L’armée de réserve des opérateurs des télécoms

téléphone mobile

La guerre des télécoms bat son plein. Patrick Drahi est parvenu à récupérer le nombre de clients qu’avait SFR avant que celui-ci ne s’en porte acquéreur en 2014 (d’après Elsa Bembaron, Le Figaro Premium, le 28 mars 2019). Ainsi, le groupe Altice a réussi à battre le groupe Iliad de Xavier Niel, dont les résultats sont en baisse en 2018 (Free accuse une chute de 1,9 % en France). Toujours est-il qu’Orange reste le numéro un du marché (avec 19,2 millions d’abonnés). Cependant, rien n’est dit sur ce qui se joue derrière la réduction drastique des coûts, ce qui est la marque de fabrique des opérateurs du Net depuis leur essor. Car, au-delà des pratiques risquées d’un Drahi en matière de crédits (50 milliards d’euros d’actifs pour 50 milliards de dettes), c’est toute la structure des télécoms qui se liquéfie.

Il suffit de se frotter au service commercial, comme au service technique, de ces maîtres de la Toile française pour percevoir ô combien leurs clients semblent n'être que variables d’ajustement. Qui n’est pas tombé, au téléphone, sur un « technicien » sénégalais, marocain ou tunisien ? Avec un accent vaguement français, lui ou elle fera ce qu’il pourra avec ce qu’il a, autrement dit pas grand-chose. Comble du paradoxe : la fibre optique étant, pourtant, une technologie de pointe (à l’œuvre au Japon dès le début des années 2000) reste confiée, en boutique, à des BTS Action commerciale (au mieux) dont le champ lexical se limite à « Y a pas de soucis ! » ainsi qu’à des interlocuteurs répondant de l’autre côté de la Méditerranée. À vrai dire, entrer dans une de ces succursales (ou franchises) revient à investir un fast-food. Définitivement, la quantité ne fait jamais bon ménage avec la qualité.
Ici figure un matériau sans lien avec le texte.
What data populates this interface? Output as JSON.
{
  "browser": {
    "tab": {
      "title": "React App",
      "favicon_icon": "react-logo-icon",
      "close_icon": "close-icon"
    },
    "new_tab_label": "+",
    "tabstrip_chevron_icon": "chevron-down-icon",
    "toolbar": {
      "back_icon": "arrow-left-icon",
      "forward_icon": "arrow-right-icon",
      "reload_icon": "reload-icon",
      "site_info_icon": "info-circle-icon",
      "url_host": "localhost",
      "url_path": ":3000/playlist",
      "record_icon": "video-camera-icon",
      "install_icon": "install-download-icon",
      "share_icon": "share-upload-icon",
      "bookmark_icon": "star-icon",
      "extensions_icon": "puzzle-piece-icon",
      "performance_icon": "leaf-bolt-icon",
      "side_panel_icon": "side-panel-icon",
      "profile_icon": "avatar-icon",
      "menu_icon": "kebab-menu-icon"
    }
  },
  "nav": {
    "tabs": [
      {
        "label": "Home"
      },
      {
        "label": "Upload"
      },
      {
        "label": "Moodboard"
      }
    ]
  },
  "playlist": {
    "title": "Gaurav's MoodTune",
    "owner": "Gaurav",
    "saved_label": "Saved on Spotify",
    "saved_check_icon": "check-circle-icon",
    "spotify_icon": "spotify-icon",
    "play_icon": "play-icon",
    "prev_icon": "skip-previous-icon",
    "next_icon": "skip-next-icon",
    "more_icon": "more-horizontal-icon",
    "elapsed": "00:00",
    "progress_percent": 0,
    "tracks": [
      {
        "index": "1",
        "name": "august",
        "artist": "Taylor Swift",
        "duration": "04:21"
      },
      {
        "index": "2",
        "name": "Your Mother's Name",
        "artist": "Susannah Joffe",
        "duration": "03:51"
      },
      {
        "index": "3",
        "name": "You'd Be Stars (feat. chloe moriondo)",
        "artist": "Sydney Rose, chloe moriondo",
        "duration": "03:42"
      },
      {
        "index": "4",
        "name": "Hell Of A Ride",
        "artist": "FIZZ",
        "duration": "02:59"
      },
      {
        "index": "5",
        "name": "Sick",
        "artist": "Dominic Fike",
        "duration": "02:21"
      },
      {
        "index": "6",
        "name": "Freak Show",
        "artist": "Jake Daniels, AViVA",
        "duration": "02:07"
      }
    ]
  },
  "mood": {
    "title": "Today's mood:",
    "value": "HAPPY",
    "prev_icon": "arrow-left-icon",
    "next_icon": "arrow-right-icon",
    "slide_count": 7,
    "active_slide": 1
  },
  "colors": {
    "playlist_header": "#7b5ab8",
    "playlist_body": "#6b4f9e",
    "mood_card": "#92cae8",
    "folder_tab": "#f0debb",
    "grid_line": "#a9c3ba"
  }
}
Le client de ces opérateurs doit prendre conscience que cette précarisation des moyens et des fins n’est point pavée des meilleures intentions. Ce n’est plus, seulement, le travailleur qui fait les frais de la plus-value, mais surtout et avant tout le consommateur. À l’évidence, un monde s’effondre pour qu’un autre plus sombre se construise : Dakar, Rabat ou Tunis, autant de centres névralgiques où le technicien et le hacker n’auront jamais été aussi indifférenciés. Il est, malgré tout, obligatoire d’accorder sa confiance à de telles sociétés puisqu’il est devenu impossible d’habiter le réel sans données virtuelles. De fait, un lumpenprolétariat d’un nouveau genre est contraint de jouer sa carte dans cette très économique « prise d’otages ».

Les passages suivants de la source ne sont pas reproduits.